Odessa's Origin power flared brighter, her dark eyes blazing with energies that made the surrounding air crackle with potential violence. Her expression had transformed into something Jaenor had never seen before—not just serious, but utterly implacable, like judgment itself given mortal form.

"Jaenor," she said without taking her eyes off the red-skinned figure, her voice carrying an undertone of command that brooked no argument, "we need to leave. Now."

But before Jaenor could respond, the creature's laughter filled the square—a sound like breaking crystal and funeral bells that seemed to echo from directions that didn't exist in normal space.
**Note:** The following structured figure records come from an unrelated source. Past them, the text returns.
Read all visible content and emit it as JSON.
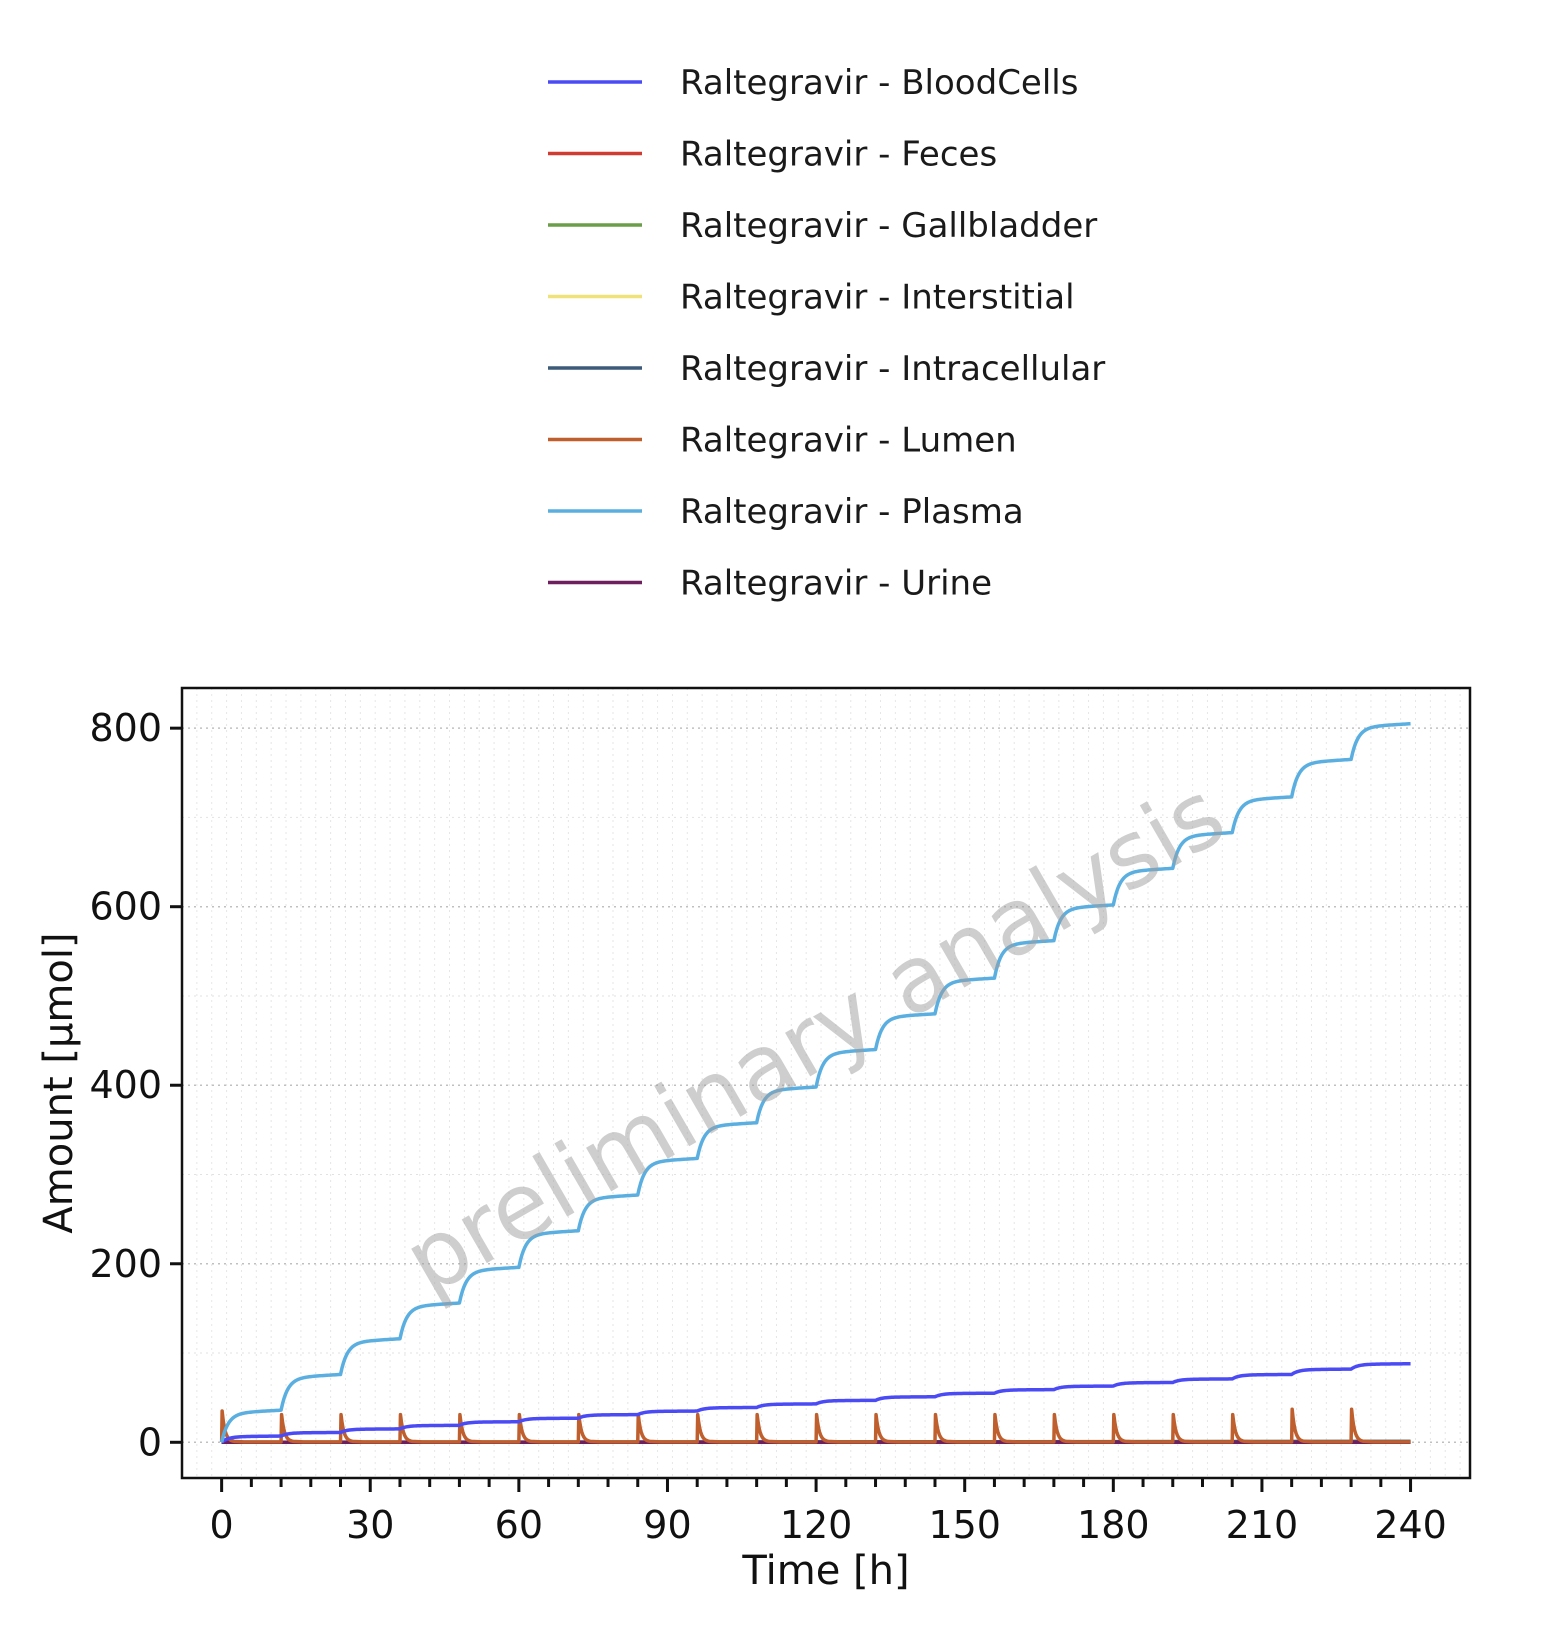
{
  "chart_data": {
    "type": "line",
    "xlabel": "Time [h]",
    "ylabel": "Amount [µmol]",
    "xlim": [
      -8,
      252
    ],
    "ylim": [
      -40,
      845
    ],
    "xticks": [
      0,
      30,
      60,
      90,
      120,
      150,
      180,
      210,
      240
    ],
    "yticks": [
      0,
      200,
      400,
      600,
      800
    ],
    "grid": true,
    "legend_position": "top",
    "watermark": "preliminary analysis",
    "dosing_interval_h": 12,
    "series": [
      {
        "name": "Raltegravir - BloodCells",
        "color": "#4b4bf5",
        "x": [
          0,
          12,
          24,
          36,
          48,
          60,
          72,
          84,
          96,
          108,
          120,
          132,
          144,
          156,
          168,
          180,
          192,
          204,
          216,
          228,
          240
        ],
        "y": [
          0,
          7,
          11,
          15,
          19,
          23,
          27,
          31,
          35,
          39,
          43,
          47,
          51,
          55,
          59,
          63,
          67,
          71,
          76,
          82,
          88
        ]
      },
      {
        "name": "Raltegravir - Feces",
        "color": "#d03b32",
        "x": [
          0,
          240
        ],
        "y": [
          0,
          0
        ]
      },
      {
        "name": "Raltegravir - Gallbladder",
        "color": "#6b9e48",
        "x": [
          0,
          240
        ],
        "y": [
          0,
          0
        ]
      },
      {
        "name": "Raltegravir - Interstitial",
        "color": "#f0e27a",
        "x": [
          0,
          240
        ],
        "y": [
          0,
          1
        ]
      },
      {
        "name": "Raltegravir - Intracellular",
        "color": "#3d5a78",
        "x": [
          0,
          240
        ],
        "y": [
          0,
          1
        ]
      },
      {
        "name": "Raltegravir - Lumen",
        "color": "#bf5f2e",
        "x": [
          0,
          12,
          24,
          36,
          48,
          60,
          72,
          84,
          96,
          108,
          120,
          132,
          144,
          156,
          168,
          180,
          192,
          204,
          216,
          228
        ],
        "y": [
          35,
          31,
          31,
          31,
          31,
          31,
          31,
          31,
          31,
          31,
          31,
          31,
          31,
          31,
          31,
          31,
          31,
          31,
          37,
          37
        ]
      },
      {
        "name": "Raltegravir - Plasma",
        "color": "#5aafe0",
        "x": [
          0,
          12,
          24,
          36,
          48,
          60,
          72,
          84,
          96,
          108,
          120,
          132,
          144,
          156,
          168,
          180,
          192,
          204,
          216,
          228,
          240
        ],
        "y": [
          0,
          36,
          76,
          116,
          156,
          196,
          237,
          277,
          318,
          358,
          398,
          440,
          480,
          520,
          562,
          602,
          643,
          683,
          723,
          765,
          805
        ]
      },
      {
        "name": "Raltegravir - Urine",
        "color": "#6e1f5e",
        "x": [
          0,
          240
        ],
        "y": [
          0,
          0
        ]
      }
    ]
  }
}
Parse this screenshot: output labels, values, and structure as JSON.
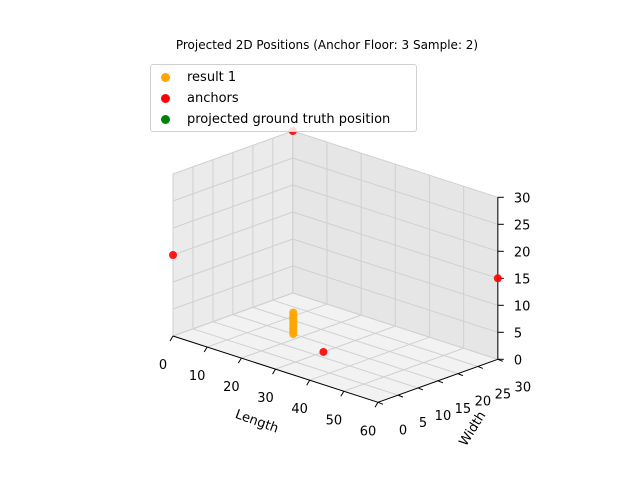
{
  "chart_data": {
    "type": "scatter",
    "title": "Projected 2D Positions (Anchor Floor: 3 Sample: 2)",
    "xlabel": "Length",
    "ylabel": "Width",
    "zlabel": "",
    "xlim": [
      0,
      60
    ],
    "ylim": [
      0,
      30
    ],
    "zlim": [
      0,
      30
    ],
    "xticks": [
      "0",
      "10",
      "20",
      "30",
      "40",
      "50",
      "60"
    ],
    "yticks": [
      "0",
      "5",
      "10",
      "15",
      "20",
      "25",
      "30"
    ],
    "zticks": [
      "0",
      "5",
      "10",
      "15",
      "20",
      "25",
      "30"
    ],
    "grid": true,
    "legend_position": "upper-left",
    "series": [
      {
        "name": "result 1",
        "color": "#ffa500",
        "points": [
          {
            "x": 20,
            "y": 13,
            "z": 1
          },
          {
            "x": 20,
            "y": 13,
            "z": 1.5
          },
          {
            "x": 20,
            "y": 13,
            "z": 2
          },
          {
            "x": 20,
            "y": 13,
            "z": 2.5
          },
          {
            "x": 20,
            "y": 13,
            "z": 3
          },
          {
            "x": 20,
            "y": 13,
            "z": 3.5
          },
          {
            "x": 20,
            "y": 13,
            "z": 4
          },
          {
            "x": 20,
            "y": 13,
            "z": 4.5
          },
          {
            "x": 20,
            "y": 13,
            "z": 5
          }
        ]
      },
      {
        "name": "anchors",
        "color": "#ff0000",
        "points": [
          {
            "x": 0,
            "y": 0,
            "z": 15
          },
          {
            "x": 30,
            "y": 12,
            "z": 0
          },
          {
            "x": 0,
            "y": 30,
            "z": 30
          },
          {
            "x": 60,
            "y": 30,
            "z": 15
          }
        ]
      },
      {
        "name": "projected ground truth position",
        "color": "#008000",
        "points": []
      }
    ]
  }
}
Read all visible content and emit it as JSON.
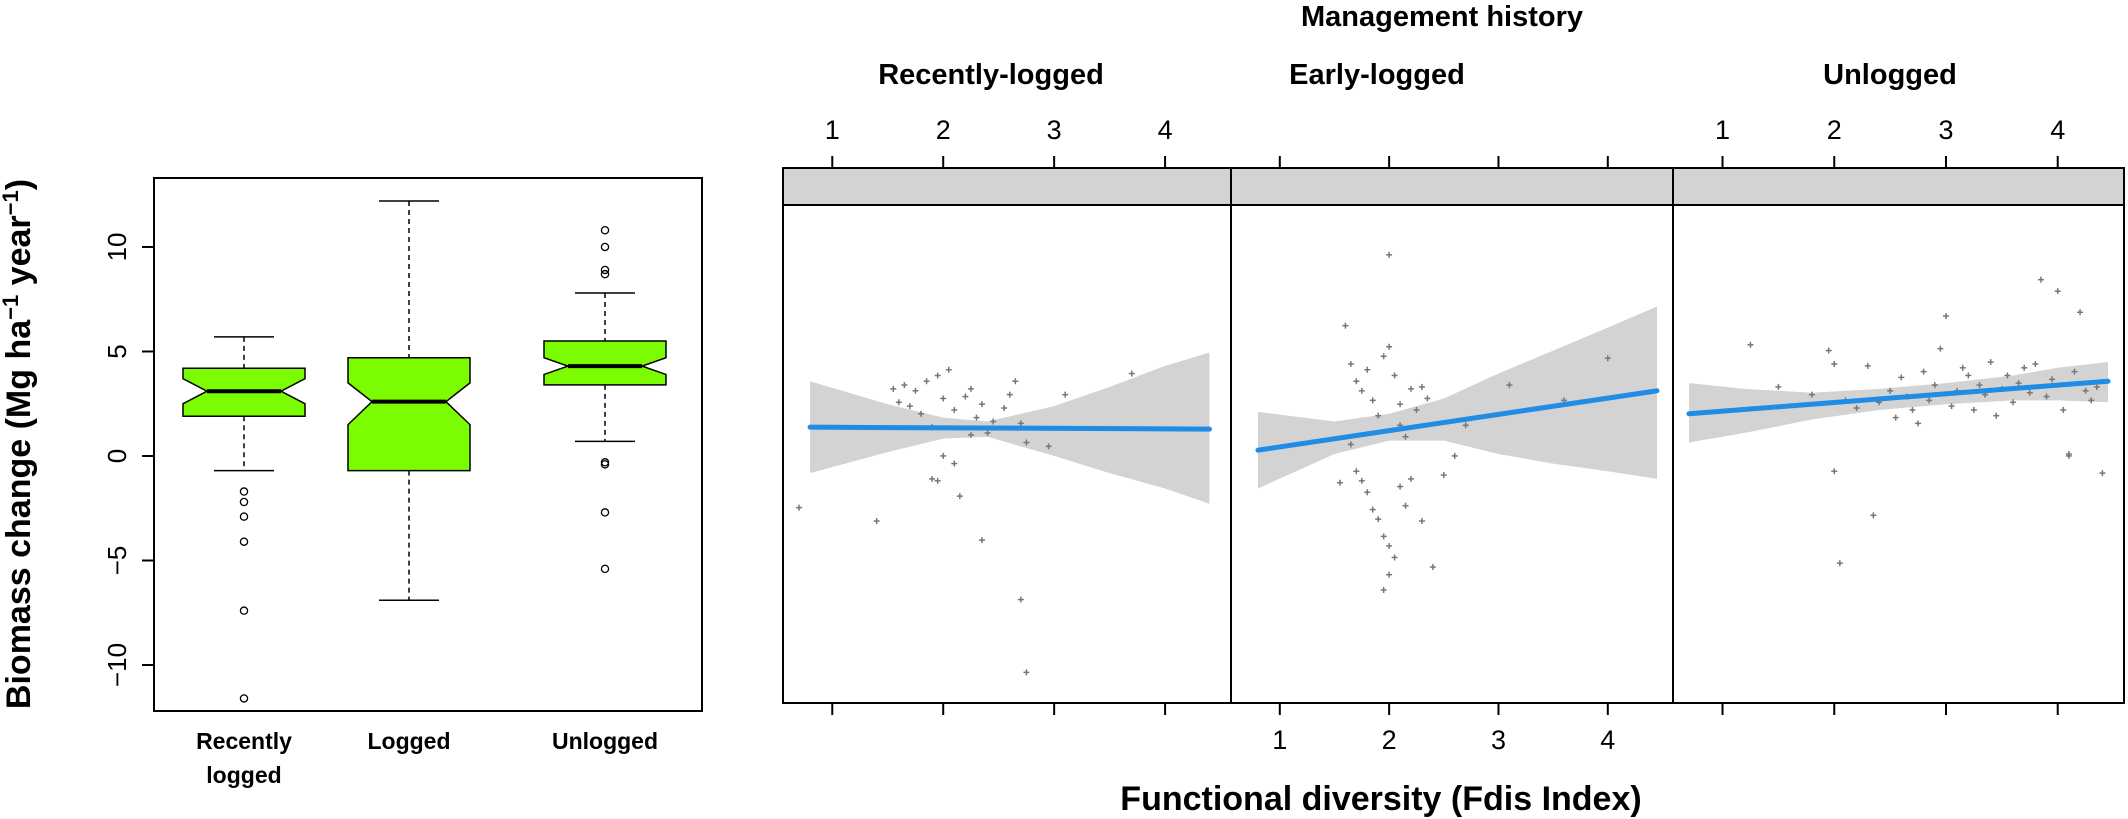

"Now where will you go?" the being asked with mock concern, his head tilting at an angle just wrong enough to be deeply unsettling.

"After all..." His grin became predatory, revealing far too many teeth.

"You're only mortal—and mortals bleed so beautifully when they run."

A low hum echoed in the air around him, like a dissonant chord vibrating beneath the surface of reality.

The temperature dropped.

Odessa didn't flinch. Her stance shifted, just enough to place herself entirely between Jaenor and the creature.

The being's smile never faltered. "I can see you. No matter where you hide—I can find you."

He took another step forward, voice growing colder.

"And I've been watching you. Like a little woman playing helper. Playing weak."

His eyes flicked to Jaenor, then back to her. "You've been manipulating him, haven't you? Whispering lies, hiding truths. Tell me—does he even know who you are when you touch him?"

Jaenor stiffened behind her.

"Keep that foul mouth shut, you spawn of filth!" she snapped, her voice sharp with fury, cutting through the heavy air like a blade.

Then she turned to Jaenor, her expression tight with concern, her voice dropping to something more urgent—but still controlled.

"Don't listen to him, Jaenor. He's a demon. Twisting truths, planting doubt—that's what he lives for. Don't let him get into your head."

Jaenor's brows furrowed, his jaw tense as his gaze shifted between Odessa and the grinning figure.

There was something too calm in the demon's eyes—like he already knew a secret Jaenor didn't and was just waiting for it to crack everything open.

Then, all of a sudden, that being started laughing, which sounded like a chilling melody of malevolence echoing through the square, sending shivers down Jaenor's spine. The sound seemed to seep into the very walls, filling the room with an ominous presence.

"You can stop acting like a damsel in distress, Lordess Magdalyna."